SECTION 13. A provider who makes an intentional misrepresentation when providing information to the Department of Health that the department uses in a provider profile commits a violation of the practice act under which the provider is licensed or certified.

SECTION 14. (a) The initial development of a system for the collection and dissemination of information as provided under this act shall be contracted to an appropriate service provider by the department under compliance with the provisions of Tennessee Code Annotated, Title 12, Chapters 3 and 4. The cost of such contract shall be paid from fees collected from providers regulated by the division of health related boards.

(b) In disseminating information under this act, the Department of Health is directed to use the department's existing toll-free telephone resources. The creation of an additional toll-free telephone line is not required by this act.

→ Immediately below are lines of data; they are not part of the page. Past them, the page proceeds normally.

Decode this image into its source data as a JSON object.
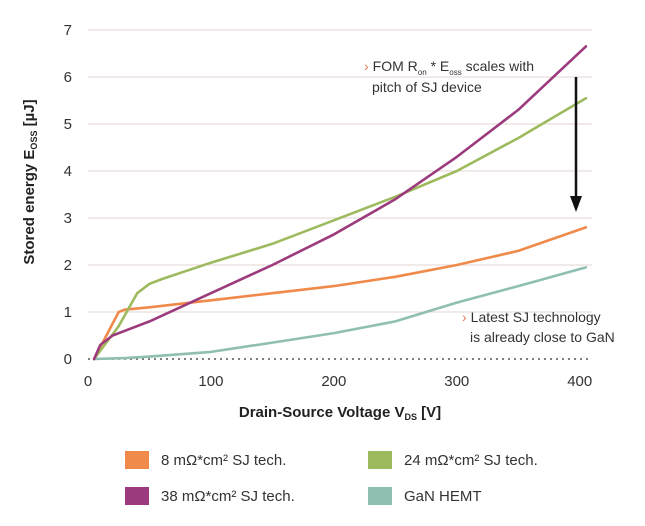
{
  "chart_data": {
    "type": "line",
    "xlabel": {
      "main": "Drain-Source Voltage V",
      "sub": "DS",
      "unit": " [V]"
    },
    "ylabel": {
      "main": "Stored energy E",
      "sub": "OSS",
      "unit": " [µJ]"
    },
    "xlim": [
      0,
      410
    ],
    "ylim": [
      0,
      7
    ],
    "xticks": [
      0,
      100,
      200,
      300,
      400
    ],
    "yticks": [
      0,
      1,
      2,
      3,
      4,
      5,
      6,
      7
    ],
    "grid": "horizontal",
    "series": [
      {
        "name": "8 mΩ*cm² SJ tech.",
        "color": "#f08a4b",
        "x": [
          5,
          15,
          25,
          30,
          50,
          100,
          150,
          200,
          250,
          300,
          350,
          405
        ],
        "y": [
          0,
          0.5,
          1.0,
          1.05,
          1.1,
          1.25,
          1.4,
          1.55,
          1.75,
          2.0,
          2.3,
          2.8
        ]
      },
      {
        "name": "24 mΩ*cm² SJ tech.",
        "color": "#9dbb5e",
        "x": [
          5,
          25,
          40,
          50,
          60,
          100,
          150,
          200,
          250,
          300,
          350,
          405
        ],
        "y": [
          0,
          0.7,
          1.4,
          1.6,
          1.7,
          2.05,
          2.45,
          2.95,
          3.45,
          4.0,
          4.7,
          5.55
        ]
      },
      {
        "name": "38 mΩ*cm² SJ tech.",
        "color": "#9c3a7e",
        "x": [
          5,
          10,
          20,
          50,
          100,
          150,
          200,
          250,
          300,
          350,
          405
        ],
        "y": [
          0,
          0.3,
          0.5,
          0.8,
          1.4,
          2.0,
          2.65,
          3.4,
          4.3,
          5.3,
          6.65
        ]
      },
      {
        "name": "GaN HEMT",
        "color": "#8fbfb0",
        "x": [
          5,
          30,
          50,
          100,
          150,
          200,
          250,
          300,
          350,
          405
        ],
        "y": [
          0,
          0.02,
          0.05,
          0.15,
          0.35,
          0.55,
          0.8,
          1.2,
          1.55,
          1.95
        ]
      }
    ],
    "annotations": [
      {
        "marker": "›",
        "lines": [
          {
            "a": "FOM R",
            "s1": "on",
            "b": " * E",
            "s2": "oss",
            "c": " scales with"
          },
          "pitch of SJ device"
        ]
      },
      {
        "marker": "›",
        "lines": [
          "Latest SJ technology",
          "is already close to GaN"
        ]
      }
    ]
  }
}
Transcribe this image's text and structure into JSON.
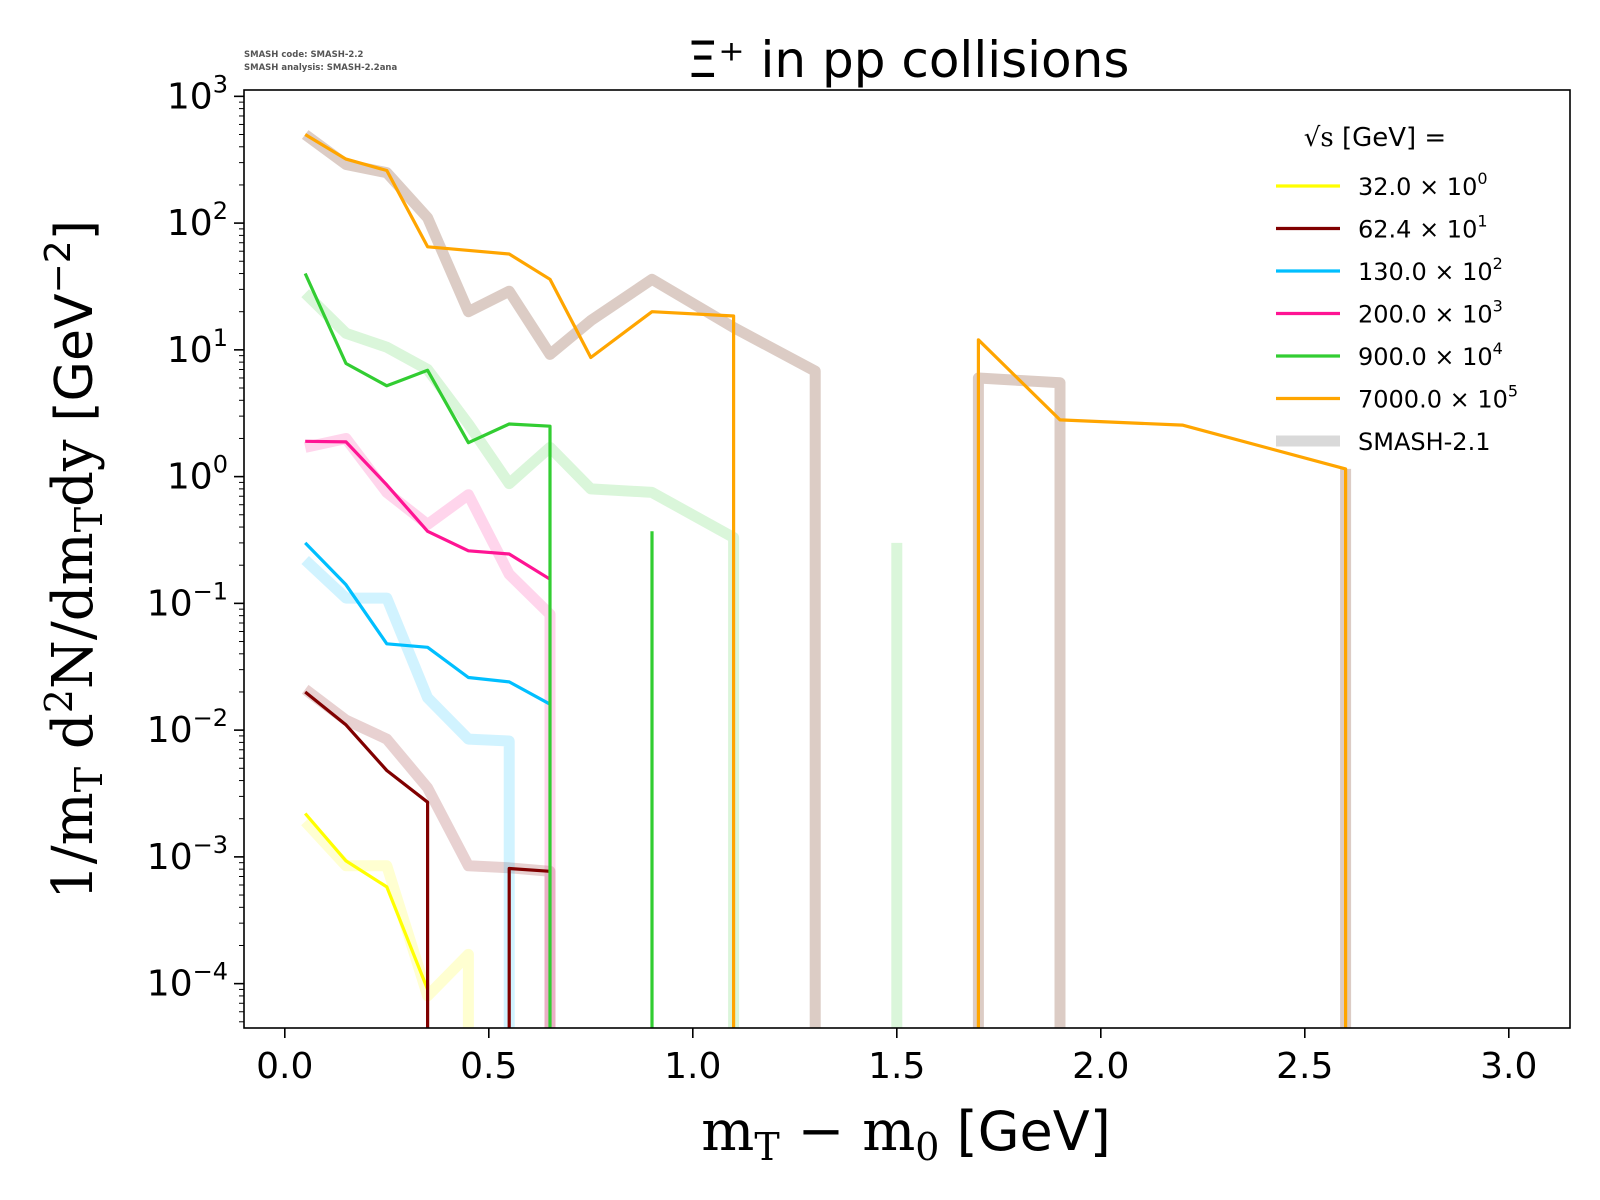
{
  "meta": {
    "watermark_line1": "SMASH code:      SMASH-2.2",
    "watermark_line2": "SMASH analysis: SMASH-2.2ana"
  },
  "chart_data": {
    "type": "line",
    "title": "Ξ⁺ in pp collisions",
    "xlabel_math": "m",
    "xlabel_sub": "T",
    "xlabel_minus": " − m",
    "xlabel_sub2": "0",
    "xlabel_unit": " [GeV]",
    "ylabel_part1": "1/m",
    "ylabel_sub1": "T",
    "ylabel_part2": " d",
    "ylabel_sup": "2",
    "ylabel_part3": "N/dm",
    "ylabel_sub2": "T",
    "ylabel_part4": "dy ",
    "ylabel_unit": "[GeV",
    "ylabel_unit_sup": "−2",
    "ylabel_unit_end": "]",
    "xlim": [
      -0.1,
      3.15
    ],
    "ylim_log10": [
      -4.35,
      3.05
    ],
    "yscale": "log",
    "x_ticks": [
      0.0,
      0.5,
      1.0,
      1.5,
      2.0,
      2.5,
      3.0
    ],
    "x_tick_labels": [
      "0.0",
      "0.5",
      "1.0",
      "1.5",
      "2.0",
      "2.5",
      "3.0"
    ],
    "y_ticks": [
      {
        "exp": 3,
        "label_base": "10",
        "label_exp": "3"
      },
      {
        "exp": 2,
        "label_base": "10",
        "label_exp": "2"
      },
      {
        "exp": 1,
        "label_base": "10",
        "label_exp": "1"
      },
      {
        "exp": 0,
        "label_base": "10",
        "label_exp": "0"
      },
      {
        "exp": -1,
        "label_base": "10",
        "label_exp": "−1"
      },
      {
        "exp": -2,
        "label_base": "10",
        "label_exp": "−2"
      },
      {
        "exp": -3,
        "label_base": "10",
        "label_exp": "−3"
      },
      {
        "exp": -4,
        "label_base": "10",
        "label_exp": "−4"
      }
    ],
    "legend": {
      "title_root": "√s",
      "title_rest": "  [GeV] =",
      "placement": "top-right"
    },
    "series": [
      {
        "name": "32.0 × 10",
        "name_exp": "0",
        "color": "#ffff00",
        "x": [
          0.05,
          0.15,
          0.25,
          0.35
        ],
        "y": [
          0.0022,
          0.00093,
          0.00058,
          9e-05
        ]
      },
      {
        "name": "62.4 × 10",
        "name_exp": "1",
        "color": "#800000",
        "x": [
          0.05,
          0.15,
          0.25,
          0.35,
          0.35,
          null,
          0.55,
          0.55,
          0.65
        ],
        "y": [
          0.02,
          0.011,
          0.0048,
          0.0027,
          1e-07,
          null,
          1e-07,
          0.00081,
          0.00077
        ]
      },
      {
        "name": "130.0 × 10",
        "name_exp": "2",
        "color": "#00bfff",
        "x": [
          0.05,
          0.15,
          0.25,
          0.35,
          0.45,
          0.55,
          0.65
        ],
        "y": [
          0.3,
          0.14,
          0.048,
          0.045,
          0.026,
          0.024,
          0.016
        ]
      },
      {
        "name": "200.0 × 10",
        "name_exp": "3",
        "color": "#ff1493",
        "x": [
          0.05,
          0.15,
          0.25,
          0.35,
          0.45,
          0.55,
          0.65
        ],
        "y": [
          1.9,
          1.88,
          0.86,
          0.37,
          0.26,
          0.245,
          0.155
        ]
      },
      {
        "name": "900.0 × 10",
        "name_exp": "4",
        "color": "#32cd32",
        "x": [
          0.05,
          0.15,
          0.25,
          0.35,
          0.45,
          0.55,
          0.65,
          0.65,
          null,
          0.9,
          0.9
        ],
        "y": [
          40,
          7.8,
          5.2,
          6.9,
          1.85,
          2.6,
          2.5,
          1e-07,
          null,
          1e-07,
          0.37
        ]
      },
      {
        "name": "7000.0 × 10",
        "name_exp": "5",
        "color": "#ffa500",
        "x": [
          0.05,
          0.15,
          0.25,
          0.35,
          0.55,
          0.65,
          0.75,
          0.9,
          1.1,
          1.1,
          null,
          1.7,
          1.7,
          1.9,
          2.2,
          2.6,
          2.6
        ],
        "y": [
          500,
          320,
          260,
          65,
          57,
          36,
          8.7,
          20,
          18.5,
          1e-07,
          null,
          1e-07,
          12,
          2.8,
          2.55,
          1.15,
          1e-07
        ]
      }
    ],
    "reference_label": "SMASH-2.1",
    "reference_series": [
      {
        "ref_of": "32.0",
        "color": "#ffff00",
        "x": [
          0.05,
          0.15,
          0.25,
          0.35,
          0.45,
          0.45
        ],
        "y": [
          0.0019,
          0.00085,
          0.00085,
          8e-05,
          0.00017,
          1e-07
        ]
      },
      {
        "ref_of": "62.4",
        "color": "#800000",
        "x": [
          0.05,
          0.15,
          0.25,
          0.35,
          0.45,
          0.55,
          0.65,
          0.65
        ],
        "y": [
          0.021,
          0.012,
          0.0085,
          0.0035,
          0.00085,
          0.00082,
          0.00077,
          1e-07
        ]
      },
      {
        "ref_of": "130.0",
        "color": "#00bfff",
        "x": [
          0.05,
          0.15,
          0.25,
          0.35,
          0.45,
          0.55,
          0.55
        ],
        "y": [
          0.22,
          0.11,
          0.11,
          0.018,
          0.0085,
          0.0082,
          1e-07
        ]
      },
      {
        "ref_of": "200.0",
        "color": "#ff1493",
        "x": [
          0.05,
          0.15,
          0.25,
          0.35,
          0.45,
          0.55,
          0.65,
          0.65
        ],
        "y": [
          1.7,
          2.0,
          0.75,
          0.42,
          0.72,
          0.17,
          0.082,
          1e-07
        ]
      },
      {
        "ref_of": "900.0",
        "color": "#32cd32",
        "x": [
          0.05,
          0.15,
          0.25,
          0.35,
          0.45,
          0.55,
          0.65,
          0.75,
          0.9,
          1.1,
          1.1,
          null,
          1.5,
          1.5
        ],
        "y": [
          28,
          13.5,
          10.5,
          7.0,
          2.6,
          0.88,
          1.7,
          0.8,
          0.75,
          0.33,
          1e-07,
          null,
          1e-07,
          0.3
        ]
      },
      {
        "ref_of": "7000.0",
        "color": "#b99a8c",
        "x": [
          0.05,
          0.15,
          0.25,
          0.35,
          0.45,
          0.55,
          0.65,
          0.75,
          0.9,
          1.1,
          1.3,
          1.3,
          null,
          1.7,
          1.7,
          1.9,
          1.9,
          null,
          2.6,
          2.6
        ],
        "y": [
          500,
          290,
          250,
          110,
          20,
          29,
          9.2,
          17,
          36,
          15,
          6.8,
          1e-07,
          null,
          1e-07,
          6.0,
          5.5,
          1e-07,
          null,
          1e-07,
          1.15
        ]
      }
    ],
    "reference_legend_color": "#d9d9d9",
    "grid": false
  }
}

SECTION 15. Under the provisions of this act, the Department of Health only compiles information. The department shall not vouch for or assert the accuracy of any information it disseminates under this act. Before the department disseminates information to consumers under this act, the department shall permit each provider, hospital, or managed care organization, whose information is to be disseminated, the opportunity to review and correct any information the department proposes to disseminate. The department shall not be subject to any suit for damages concerning any information which the department disseminates that a provider, hospital, or managed care organization had the opportunity to correct, but did not correct.

SECTION 16. No provision of this act shall be construed as restricting the status of any record as a public record for the purposes of Tennessee Code Annotated, Title 10, Chapter 7.

SECTION 17. (a) Each licensed provider, as defined in Section 2(b) of this act, must provide the information required by this act to be compiled into provider profiles by the Department of Health.

(b) Each provider, as defined in Section 2(b) of this act, seeking licensure must provide the information required by this act before licensure will be granted.

(c) Before the issuance of the licensure renewal notice, the Department of Health shall send a notice to each licensed provider at the provider's last known address of record with the department regarding the requirements for information to be submitted by such provider pursuant to this act.

(d) Each provider who has submitted information pursuant to this act must update that information in writing by notifying the Department of Health within thirty (30) days after the occurrence of an event or the attainment of a status that is required to be reported.

(e) Failure by a provider to comply with these requirements to submit information and to update information constitutes a ground for disciplinary action under the respective practice act for that profession. For such failure to comply, the department or board may:

(1) refuse to issue a license to any provider applying for initial licensure who fails to submit or update the required information; and/or

(2) refuse to renew a license to any provider who fails to submit or update the required information; and/or

(3) process any licensed provider before the board who fails to submit and/or update the required information for formal disciplinary action and may assess a penalty against the provider of up to fifty dollars ($50.00) for each day that the provider is not in compliance with this subsection.

SECTION 18. Failure to comply with the requirements of this act by a person or entity required to submit or report information as required by this act constitutes a violation of the relevant practice or licensing statute and subjects the violator to appropriate enforcement or disciplinary action.

SECTION 19. The Commissioner of Health is authorized to promulgate rules and regulations to effectuate the purposes of this act. All such rules and regulations shall be promulgated in accordance with the provisions of Tennessee Code Annotated, Title 4, Chapter 5.

SECTION 20. This act shall take effect upon becoming a law, the public welfare requiring it.